In recent years, the industry has made massive investments in how it gathers data. Electronic data capture (EDC) and patient diaries have pushed growing amounts of data into digital formats.
But what of the other end of the process—where such data emerge for regulatory purposes? To an unfortunate degree, even the best data collection systems can become just another lagoon that must be carefully siphoned into some other system.
Octagon Research has been thinking about the entire life cycle of clinical data and regulatory needs long and hard, helping Wyeth and smaller firms.
FDA Deal
Octagon’s expertise in data standards is sufficiently deep that it recently scored a contract to be one of several firms to help train FDA staff in CDISC. In addition to a consulting division, the Philadelphia-area company has an EDC solution and a suite of applications under the ViewPoint label that manage regulatory documents such as eCTDs. Just last week, the firm announced StartingPoint, a global authoring system.
Octagon’s vision is broader than most technology firms in the industry. It offers a series of systems to handle clinical data and regulatory forms from start to finish or, more specifically, from the moment of data collection, through cleaning and preparation, and into their proper place in a CDISC-compliant filing. That is not yet a standard view. It is an efficient one, however, with Octagon promising shorter study setup and eCTD preparation timelines.
‘Know The Pain’
Some pharmaceutical companies, of course, expect to preserve antique processes no matter what modern tools are applied. “They buy some technology,” says Dan Crawford, a product strategist at Octagon. “They don’t change their paper process. That’s not going to work. You have to change your process.”

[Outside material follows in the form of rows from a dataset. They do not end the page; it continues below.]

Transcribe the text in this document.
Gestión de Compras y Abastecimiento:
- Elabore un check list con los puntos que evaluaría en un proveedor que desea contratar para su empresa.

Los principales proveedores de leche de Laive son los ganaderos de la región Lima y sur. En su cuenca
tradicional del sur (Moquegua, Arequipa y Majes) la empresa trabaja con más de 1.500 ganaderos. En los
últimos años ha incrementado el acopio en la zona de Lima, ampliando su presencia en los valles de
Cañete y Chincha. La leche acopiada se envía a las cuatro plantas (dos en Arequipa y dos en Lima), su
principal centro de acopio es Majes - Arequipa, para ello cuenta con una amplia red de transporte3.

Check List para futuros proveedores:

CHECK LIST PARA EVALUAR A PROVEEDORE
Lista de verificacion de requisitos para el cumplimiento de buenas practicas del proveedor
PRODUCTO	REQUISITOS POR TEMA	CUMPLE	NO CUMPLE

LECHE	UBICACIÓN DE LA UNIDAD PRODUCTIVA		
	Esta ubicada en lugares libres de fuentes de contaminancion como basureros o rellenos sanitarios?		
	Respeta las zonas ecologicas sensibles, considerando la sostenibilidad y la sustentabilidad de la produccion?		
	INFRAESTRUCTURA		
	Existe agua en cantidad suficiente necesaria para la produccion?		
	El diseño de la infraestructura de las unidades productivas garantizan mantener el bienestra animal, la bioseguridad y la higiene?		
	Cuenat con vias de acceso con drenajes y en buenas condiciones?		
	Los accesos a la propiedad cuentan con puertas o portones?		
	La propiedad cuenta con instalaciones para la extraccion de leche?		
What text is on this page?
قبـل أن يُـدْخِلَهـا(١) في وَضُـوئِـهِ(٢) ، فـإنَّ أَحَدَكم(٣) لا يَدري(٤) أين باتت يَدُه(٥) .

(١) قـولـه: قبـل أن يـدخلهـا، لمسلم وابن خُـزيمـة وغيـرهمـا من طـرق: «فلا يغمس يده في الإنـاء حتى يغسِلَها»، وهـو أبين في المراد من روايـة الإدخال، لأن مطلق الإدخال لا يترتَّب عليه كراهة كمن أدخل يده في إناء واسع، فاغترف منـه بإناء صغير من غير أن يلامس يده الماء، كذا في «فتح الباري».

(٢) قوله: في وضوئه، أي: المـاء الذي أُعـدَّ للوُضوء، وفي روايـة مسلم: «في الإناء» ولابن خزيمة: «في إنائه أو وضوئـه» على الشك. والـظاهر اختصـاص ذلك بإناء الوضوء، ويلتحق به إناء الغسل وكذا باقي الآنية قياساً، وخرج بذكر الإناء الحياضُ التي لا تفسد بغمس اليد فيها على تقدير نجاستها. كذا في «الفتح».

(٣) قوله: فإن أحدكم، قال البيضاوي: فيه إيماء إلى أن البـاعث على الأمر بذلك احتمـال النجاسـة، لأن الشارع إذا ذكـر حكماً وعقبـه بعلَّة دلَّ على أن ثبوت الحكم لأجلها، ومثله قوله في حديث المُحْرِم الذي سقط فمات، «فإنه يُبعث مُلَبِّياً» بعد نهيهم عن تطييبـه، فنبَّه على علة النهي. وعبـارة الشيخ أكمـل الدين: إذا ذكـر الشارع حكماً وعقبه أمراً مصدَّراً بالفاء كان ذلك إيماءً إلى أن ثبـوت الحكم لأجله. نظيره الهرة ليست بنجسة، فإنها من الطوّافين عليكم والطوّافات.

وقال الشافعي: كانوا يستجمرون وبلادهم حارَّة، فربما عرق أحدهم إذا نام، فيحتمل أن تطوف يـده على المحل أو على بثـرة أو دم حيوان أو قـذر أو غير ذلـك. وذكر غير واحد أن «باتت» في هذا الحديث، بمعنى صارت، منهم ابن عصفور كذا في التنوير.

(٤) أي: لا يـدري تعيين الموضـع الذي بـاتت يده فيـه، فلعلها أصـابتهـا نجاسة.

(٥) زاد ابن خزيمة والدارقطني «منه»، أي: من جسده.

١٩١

Crawford has been helping tweak Octagon’s acquired EDC solution, and believes it has unique advantages. The system offers PDF-based reports for regulatory or data management purposes on a 24/7 basis, with no fussing required.
So there is no need to call your vendor or CRO to get a report. Says Crawford: “As soon as data is saved, the report is updated. They are able to manage their trial from those reports. They can also export data into Excel.”
Octagon’s revisions to its EDC system after it was purchased, Crawford says, were shaped by the firm’s understanding of the industry’s regulatory needs. Octagon has long made a business out of converting and preparing documents and data for CDISC-compliant regulatory submissions. “We know the pain involved in converting that data to make it submission compliant,” he says. Some EDC solutions, he says, leave that data in a state that is far from ready. “We put a lot of effort into narrowing that gap,” says Crawford. “We had to make sure the output was usable.”
Shadow CRO
In many ways, Octagon’s end-to-end vision for data and systems approximates what contract research organizations have always delivered—except with more emphasis on technology and CDISC data standards to enable large-scale efficiency gains. Crawford says that vision allows Octagon to approach some trials differently than other EDC firms or companies just worrying about regulatory submissions.
Knowing CDISC well, he suggests, helps the company to avoid fairly pointless restructuring and reformatting of the data at various stages. Says Crawford: “We would build your EDC system, collect your data, host it, do the validation and cleaning of the data. You have your submission components and you can put them on a shelf to start your next trial. That’s the benefit of choosing Octagon. We certainly do compete with other CROs in terms of the services we provide. We think of ourselves as a full-solution provider from start to finish.”
75 Nations At Once
Kirk Gallion, Octagon’s president, seconds that notion. He notes the sponsor community is continuing to wrestle with the difficulties of orchestrating simultaneous regulatory submissions around the globe. “Organizations are looking at their clinical programs in terms of how many things can I do in parallel,” Gallion says.
One customer wanted to file in 75 countries at the same time. “It’s a really big challenge, but one that is achievable,” says Gallion. Paper, clearly, presents problems in that situation.
But at the most progressive organizations, Gallion says, Octagon is being asked to help the regulatory process by facilitating the sharing of data from the moment it is created. “People want to work with partners in a more real-time basis,” he says. “I’m talking about more than an eRoom. This has to come together in a way that is really, really simple for a wide variety of people. Just as if the team was sitting down the hall from each other. That’s the expectation. We have a lot of people coming to us saying, ‘How do you make that happen?’ “
Long View
Technology usage is also being driven by tighter budgets, Gallion says. At some small companies, just one or two people maybe doing all the data management and regulatory chores. Technology allows sponsors to be sure that standards and practices adopted for one trial will be reused, leading to less deliberating over the best way to proceed during later projects.
“People are trying to take that long view,” says Gallion. He does concede that some companies still have well-fortified silos and use as much paper as ever. In some cases, he says, sponsors “are still paper centric. They just throw some technology to enable another paper-centric process.”
In such situations, Gallion says, Octagon tries to gently prod the customer toward a future that is faster and easier: “We’re helping people break out of some institutionalized behavior.”